The fighting in the Democratic Republic of Congo is one of the bloodiest conflicts the world has known since the Second
World War. In less than six years, an estimated 3.8 million people are thought to have been killed. The vast majority of
them are civilians, and the majority of those most probably children.
Many have been killed in fighting, but a far greater number have died of disease and starvation. As homes, hospitals and
schools have been destroyed, families and communities trying to escape the fighting found themselves without food,
water, shelter or other basic services. Some 1.4 million children suffer from some form of malnutrition.

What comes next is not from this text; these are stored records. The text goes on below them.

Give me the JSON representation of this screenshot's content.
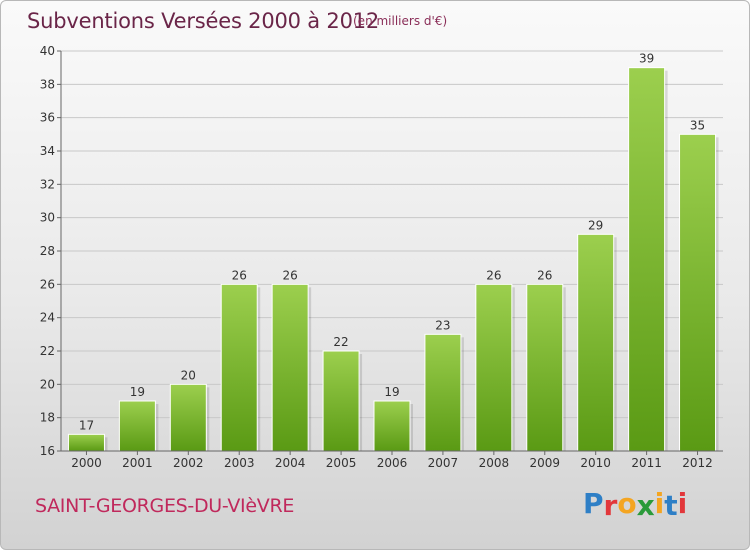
{
  "header": {
    "title": "Subventions Versées 2000 à 2012",
    "subtitle": "(en milliers d'€)"
  },
  "footer": {
    "commune": "SAINT-GEORGES-DU-VIèVRE",
    "logo_letters": [
      "P",
      "r",
      "o",
      "x",
      "i",
      "t",
      "i"
    ],
    "logo_colors": [
      "#2e7fc6",
      "#e2373b",
      "#f4a521",
      "#2a9a3a",
      "#f4a521",
      "#2e7fc6",
      "#e2373b"
    ]
  },
  "chart_data": {
    "type": "bar",
    "categories": [
      "2000",
      "2001",
      "2002",
      "2003",
      "2004",
      "2005",
      "2006",
      "2007",
      "2008",
      "2009",
      "2010",
      "2011",
      "2012"
    ],
    "values": [
      17,
      19,
      20,
      26,
      26,
      22,
      19,
      23,
      26,
      26,
      29,
      39,
      35
    ],
    "ylim": [
      16,
      40
    ],
    "yticks": [
      16,
      18,
      20,
      22,
      24,
      26,
      28,
      30,
      32,
      34,
      36,
      38,
      40
    ],
    "grid": true,
    "bar_color_top": "#9ccf4e",
    "bar_color_bottom": "#5a9a14"
  }
}
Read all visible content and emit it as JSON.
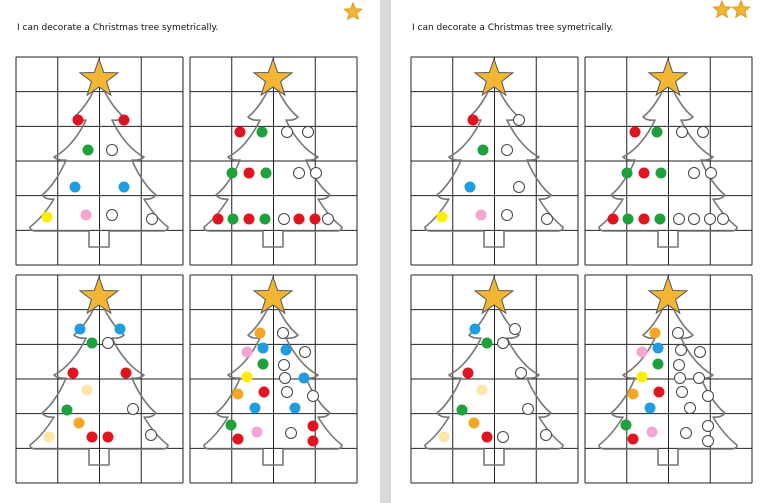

The area most affected by current bout of fighting is the territory of Djugu just north of Bunia. Villages have been
looted and burned down by armed factions linked to different ethnic groups. Interviews with terrified civilians confirm
that there have been widespread killings, rapes, and looting.
Katya Marino, a UNICEF Education officer in Bunia who had just returned from an assessment to one of four new sites
hosting displaced people, said that families continue to enter the site each day. “As soon as you leave Bunia, there is
no security beyond those few sites protected by the UN peacekeeping forces. There are armed men, there is a sense of
terror, and it is very difficult for us to reach people who need our help.”
UNICEF is undertaking a major relief operation to assist the estimated 50,000 people who have managed to reach the
safety of four sites, which are guarded by UN troops. The interventions cover the provision of safe water, access to
sanitation facilities, the provision of shelter and cooking materials as well as the distribution of high protein
biscuits for vulnerable children. As of Saturday, UNICEF through its partners had distributed basic household items to
over 11,000 families with plans for further distribution to another 5,000 families in the coming days.
Planning is underway to vaccinate children against measles and to start an education programme.
UNICEF is seeking 34.6 million USD for its 2005 emergency operation.